Existence of a deductible temporary difference (paras. BC39-BC45)
BC39 In the case of many debt instruments, the collection of the principal on maturity does not increase or decrease taxable profit that is reported for tax purposes. This is the case in the example illustrating paragraph 26(d) of IAS 12. Interest is paid at the contractual rate each year, and on maturity of the debt instrument the issuer pays the principal of CU1,000. In this example, if the investor continues to hold the debt instrument, the investor only pays taxes on the interest income. The collection of the principal does not trigger any tax payments.
BC40 Because the collection of the principal does not increase or decrease the taxable profit that is reported for tax purposes, some thought that the collection of the principal is a non-taxable event. Sometimes, tax law does not explicitly address whether the collection of the principal has tax consequences. Consequently, proponents of this view thought that a difference between the carrying amount of the debt instrument in the statement of financial position and its higher tax base does not give rise to a deductible temporary difference, if this difference results from a loss that they expect will not be realised for tax purposes.

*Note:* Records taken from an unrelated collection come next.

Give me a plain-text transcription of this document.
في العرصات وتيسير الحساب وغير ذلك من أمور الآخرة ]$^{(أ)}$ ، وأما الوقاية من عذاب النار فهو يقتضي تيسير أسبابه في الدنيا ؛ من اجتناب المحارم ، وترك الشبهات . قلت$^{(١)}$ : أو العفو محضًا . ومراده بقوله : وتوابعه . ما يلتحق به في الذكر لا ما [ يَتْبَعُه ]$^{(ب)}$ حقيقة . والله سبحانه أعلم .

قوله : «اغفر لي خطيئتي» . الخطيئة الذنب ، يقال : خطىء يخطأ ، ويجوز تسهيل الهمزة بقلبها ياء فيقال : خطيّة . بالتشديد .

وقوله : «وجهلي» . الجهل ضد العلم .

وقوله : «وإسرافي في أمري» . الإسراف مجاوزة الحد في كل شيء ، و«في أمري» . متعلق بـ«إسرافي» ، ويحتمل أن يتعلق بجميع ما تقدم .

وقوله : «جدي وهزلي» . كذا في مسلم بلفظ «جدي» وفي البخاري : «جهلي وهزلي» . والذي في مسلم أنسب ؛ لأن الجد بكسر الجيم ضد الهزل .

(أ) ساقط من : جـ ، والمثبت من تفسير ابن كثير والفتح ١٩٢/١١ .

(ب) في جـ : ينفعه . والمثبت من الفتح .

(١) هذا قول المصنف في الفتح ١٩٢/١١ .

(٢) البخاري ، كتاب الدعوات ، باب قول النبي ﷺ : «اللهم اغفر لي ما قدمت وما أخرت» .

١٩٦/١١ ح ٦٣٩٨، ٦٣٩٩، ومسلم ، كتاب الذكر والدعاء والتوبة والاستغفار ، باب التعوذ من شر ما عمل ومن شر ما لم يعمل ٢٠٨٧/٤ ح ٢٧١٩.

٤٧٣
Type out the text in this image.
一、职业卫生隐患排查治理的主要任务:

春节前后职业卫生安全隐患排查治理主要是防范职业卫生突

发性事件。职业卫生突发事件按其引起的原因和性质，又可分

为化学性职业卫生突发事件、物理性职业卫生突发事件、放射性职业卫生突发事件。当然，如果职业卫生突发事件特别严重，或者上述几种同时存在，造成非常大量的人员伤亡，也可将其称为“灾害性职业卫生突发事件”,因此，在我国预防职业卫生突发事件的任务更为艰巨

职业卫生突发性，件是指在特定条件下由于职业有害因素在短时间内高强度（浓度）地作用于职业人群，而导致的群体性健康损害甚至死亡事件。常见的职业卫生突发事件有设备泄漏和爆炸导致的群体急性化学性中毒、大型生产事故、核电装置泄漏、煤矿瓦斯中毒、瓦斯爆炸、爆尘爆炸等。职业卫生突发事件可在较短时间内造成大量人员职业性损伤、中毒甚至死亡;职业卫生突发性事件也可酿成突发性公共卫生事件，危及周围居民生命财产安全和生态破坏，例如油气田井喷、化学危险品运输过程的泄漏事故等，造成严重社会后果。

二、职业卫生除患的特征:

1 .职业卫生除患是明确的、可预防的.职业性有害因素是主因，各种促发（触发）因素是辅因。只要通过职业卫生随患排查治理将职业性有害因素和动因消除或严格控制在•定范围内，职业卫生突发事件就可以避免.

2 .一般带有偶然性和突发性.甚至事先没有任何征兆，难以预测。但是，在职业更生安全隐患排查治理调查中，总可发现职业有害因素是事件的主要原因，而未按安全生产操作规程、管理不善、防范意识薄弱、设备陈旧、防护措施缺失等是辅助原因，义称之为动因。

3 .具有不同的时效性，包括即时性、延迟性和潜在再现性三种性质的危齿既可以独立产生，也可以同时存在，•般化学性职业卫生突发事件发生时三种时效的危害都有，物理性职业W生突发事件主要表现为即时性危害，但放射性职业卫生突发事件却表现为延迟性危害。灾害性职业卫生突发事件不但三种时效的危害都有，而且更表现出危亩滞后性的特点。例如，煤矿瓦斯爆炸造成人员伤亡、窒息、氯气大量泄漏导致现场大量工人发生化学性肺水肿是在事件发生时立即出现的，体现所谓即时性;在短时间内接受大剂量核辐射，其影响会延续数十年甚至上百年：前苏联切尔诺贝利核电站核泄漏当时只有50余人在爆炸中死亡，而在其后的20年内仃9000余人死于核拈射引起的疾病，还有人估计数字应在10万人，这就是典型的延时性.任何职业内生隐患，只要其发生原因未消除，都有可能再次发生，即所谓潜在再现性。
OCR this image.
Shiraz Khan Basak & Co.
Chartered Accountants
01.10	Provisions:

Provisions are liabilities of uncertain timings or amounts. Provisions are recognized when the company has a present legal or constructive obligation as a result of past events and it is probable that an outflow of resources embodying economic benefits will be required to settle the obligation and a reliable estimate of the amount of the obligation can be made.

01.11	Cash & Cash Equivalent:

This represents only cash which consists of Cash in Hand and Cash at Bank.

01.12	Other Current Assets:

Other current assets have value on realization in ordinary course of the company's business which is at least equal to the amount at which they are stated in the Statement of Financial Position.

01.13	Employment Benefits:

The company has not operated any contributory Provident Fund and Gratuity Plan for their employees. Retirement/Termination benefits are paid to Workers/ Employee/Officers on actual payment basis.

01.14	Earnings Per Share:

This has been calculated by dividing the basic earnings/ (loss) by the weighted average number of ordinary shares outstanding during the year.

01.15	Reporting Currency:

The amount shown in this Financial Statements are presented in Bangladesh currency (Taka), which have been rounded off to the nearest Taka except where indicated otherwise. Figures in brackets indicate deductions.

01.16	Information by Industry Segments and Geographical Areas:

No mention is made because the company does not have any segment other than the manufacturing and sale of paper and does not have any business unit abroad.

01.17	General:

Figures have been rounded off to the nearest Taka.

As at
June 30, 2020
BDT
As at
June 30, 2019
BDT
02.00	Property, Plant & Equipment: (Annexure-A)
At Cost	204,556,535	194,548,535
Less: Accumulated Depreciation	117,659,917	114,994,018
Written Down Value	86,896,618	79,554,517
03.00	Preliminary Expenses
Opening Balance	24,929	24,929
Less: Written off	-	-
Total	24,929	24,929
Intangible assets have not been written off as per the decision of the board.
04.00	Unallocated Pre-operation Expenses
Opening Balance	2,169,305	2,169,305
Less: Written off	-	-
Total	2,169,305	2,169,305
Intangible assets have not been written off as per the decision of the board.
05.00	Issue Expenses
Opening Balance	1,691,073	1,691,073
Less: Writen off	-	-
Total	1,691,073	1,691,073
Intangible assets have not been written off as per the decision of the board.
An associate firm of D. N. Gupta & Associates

BC41 Those who held this view thought that the loss would not be realised for tax purposes if the entity has the ability and intention to hold the debt instrument over the period until the loss reverses, which might be until maturity, and it is probable that the entity will receive all the contractual cash flows. In this case, differences between the carrying amount of the debt instrument in the statement of financial position and its tax base reverse over the period to maturity, as a result of continuing to hold the debt instrument.